Bus routes have their own unique cultures. On some, like mine, getting in is a fierce battle, where you have to pit yourself against a hoard of desperados who have tossed manners and politeness to the dogs. I’ve seen heads mashed between hips, and spectacles ripped off faces. I’ve even seen men’s horseshoes (or torkin) separating from the soles of their shoes, exposing the nails that could have been the source of injury to one unfortunate person, never mind the embarrassment to the shoes’ owner. Other routes have travelling preachers trying to win another lost soul for the Lord.
After a trip to the Korle-Bu Teaching Hospital I caught a large Mercedes Benz 508. We waited agonizingly for every seat to be filled before sputtering along. Within seconds a man got up, occupying the first row seat. A medicine peddler? Spot on.
Fortunately, these self-styled doctors are not part of the culture of my regular route. Usually, the seller pulls out a small bulging paper packet from a bag that has seen better days. There is always an air of confidence about them.
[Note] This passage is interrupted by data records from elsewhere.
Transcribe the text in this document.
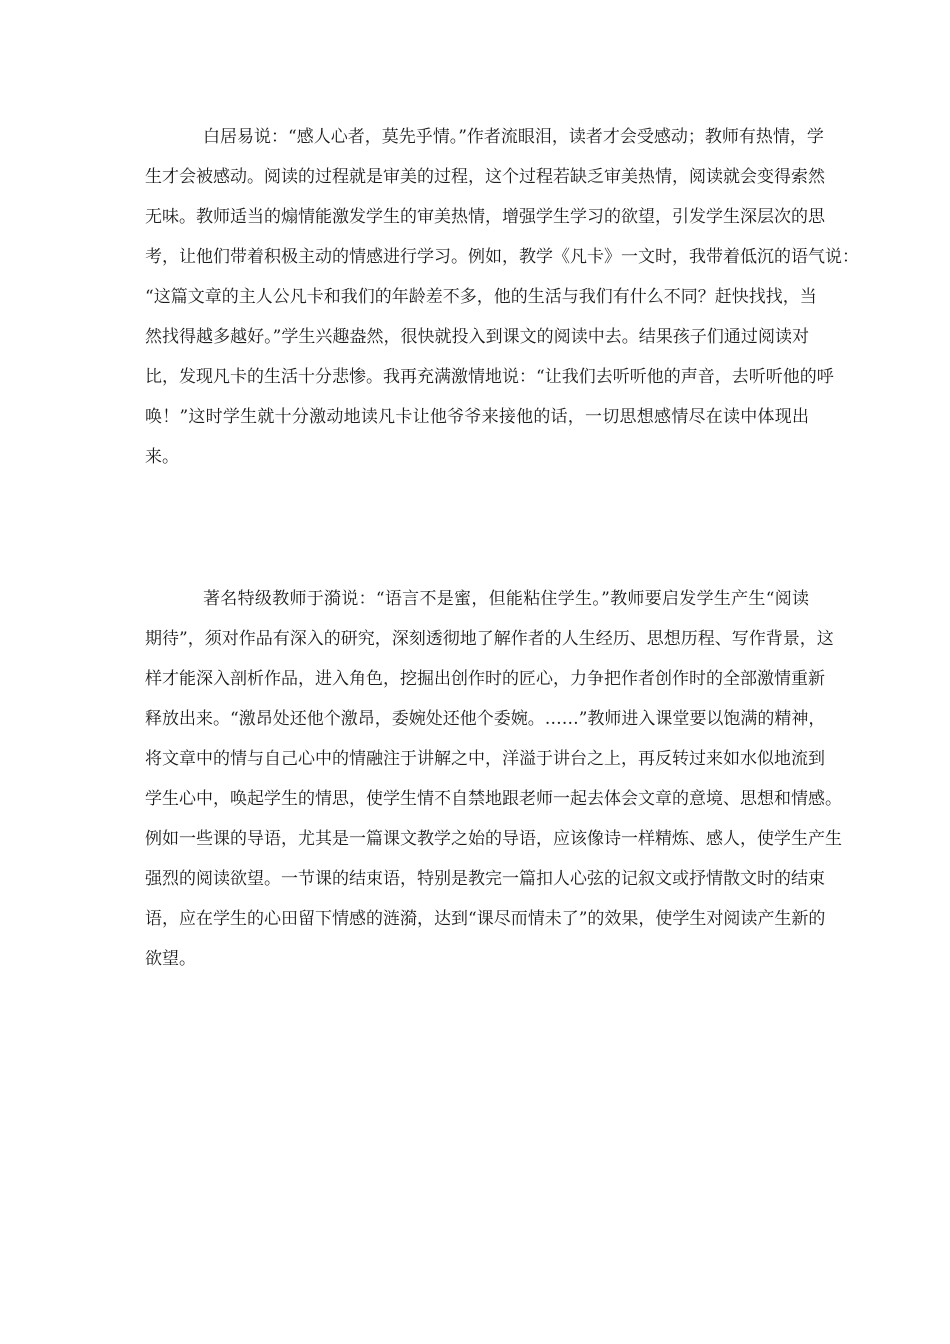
白居易说：“感人心者，莫先乎情。”作者流眼泪，读者才会受感动；教师有热情，学
生才会被感动。阅读的过程就是审美的过程，这个过程若缺乏审美热情，阅读就会变得索然
无味。教师适当的煽情能激发学生的审美热情，增强学生学习的欲望，引发学生深层次的思
考，让他们带着积极主动的情感进行学习。例如，教学《凡卡》一文时，我带着低沉的语气说：
“这篇文章的主人公凡卡和我们的年龄差不多，他的生活与我们有什么不同？赶快找找，当
然找得越多越好。”学生兴趣盎然，很快就投入到课文的阅读中去。结果孩子们通过阅读对
比，发现凡卡的生活十分悲惨。我再充满激情地说：“让我们去听听他的声音，去听听他的呼
唤！”这时学生就十分激动地读凡卡让他爷爷来接他的话，一切思想感情尽在读中体现出
来。
著名特级教师于漪说：“语言不是蜜，但能粘住学生。”教师要启发学生产生“阅读
期待”，须对作品有深入的研究，深刻透彻地了解作者的人生经历、思想历程、写作背景，这
样才能深入剖析作品，进入角色，挖掘出创作时的匠心，力争把作者创作时的全部激情重新
释放出来。“激昂处还他个激昂，委婉处还他个委婉。……”教师进入课堂要以饱满的精神，
将文章中的情与自己心中的情融注于讲解之中，洋溢于讲台之上，再反转过来如水似地流到
学生心中，唤起学生的情思，使学生情不自禁地跟老师一起去体会文章的意境、思想和情感。
例如一些课的导语，尤其是一篇课文教学之始的导语，应该像诗一样精炼、感人，使学生产生
强烈的阅读欲望。一节课的结束语，特别是教完一篇扣人心弦的记叙文或抒情散文时的结束
语，应在学生的心田留下情感的涟漪，达到“课尽而情未了”的效果，使学生对阅读产生新的
欲望。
This man went straight to the point, explaining that he had been in the business for almost twenty years. There was no pain his drug could not heal, and thereupon he passed round a tube of his cream for everyone to squeeze a blob. We were all asked to rub it on any aching parts. He told story after story of people who had suffered for years from chronic pain until he saved them from a life of hurt. And there were jokes too. In between tales he would assure us that this was a one-time-only rock bottom price. It did the trick. He sold the whole batch before bringing out a second wonder drug from his well-travelled bag of tricks.
These are a special breed. They go into the minutest detail extolling the virtues of the medicines they sell. They heal various ailments, depending on whether this one tablet is taken with coffee, honey, Coca Cola or lime juice. No hospitals, no ignorant doctors. They possess within their grasps the solution to diabetes and hypertension, skin rashes, halitosis and insomnia. Powders, liquids or soaps; swallow, use as an enema or apply as a balm, your healing is just a Cedi or three away. Money flies out of women’s garments like bats out of a cave. Perhaps I only imagine it, but I think I see a glimmer in the seller’s eye each time. Silver-tongued salesmen, that’s what they are.
More often than not, these street pharmacists ask for testimonies. A man in his mid-fifties got one person who had used his concoction before. He descended on her like she was a criminal, shouting with a booming voice that could wake the dead, “Maame, disgrace me here in front of all these people! When you used my medicine, did it work or not?” I wish he had asked me.
In my experience, I have noticed that they leverage upon a common symptom of what could be an ailment or a discomfort. A peddler I encountered asked if anyone had an itchy throat. Someone would have to be really desperate to have been convinced by that. Either that or the pharmacist was even more desperate to make a sale. Anything from soaps to dewormers to near-expired multivitamins are cures for itching after bathing, depending on who you listen to. A host of diseases are attributed to what they insist is dirty phlegm; in the waist, of all places. I was disgusted the first time I heard that. Now, I think I’m immune to shock from anything I hear from them.
However, the one that is sure to prick the ears of most listeners is a promised boost in sexual performance. Some can be very explicit in their sales pitch. Luckily for most buyers, these medicines promise to cure a wide range of unrelated ailments. One man asked, “Did you say it can cure sasabro as well? Can I get five for a friend of mine who …” Rheumatism indeed. His shifty eyes made me suspicious.
What have been your experiences sitting in these trotro pharmaceutical presentations? Have people seemed too eager to get a quick fix to their medical problems, hoping to avoid sitting in queues and remaining at the mercy of medical personnel?
Before we reached Circle, the medicine man of nearly two decades’ experience hopped into another trotro to bring relief to another batch of potential patients. I wonder what would happen if he attempted to make a sale to irate commuters on my regular route after our daily struggle. Perhaps, he would need a dose of his own medicine more than he could ever imagine.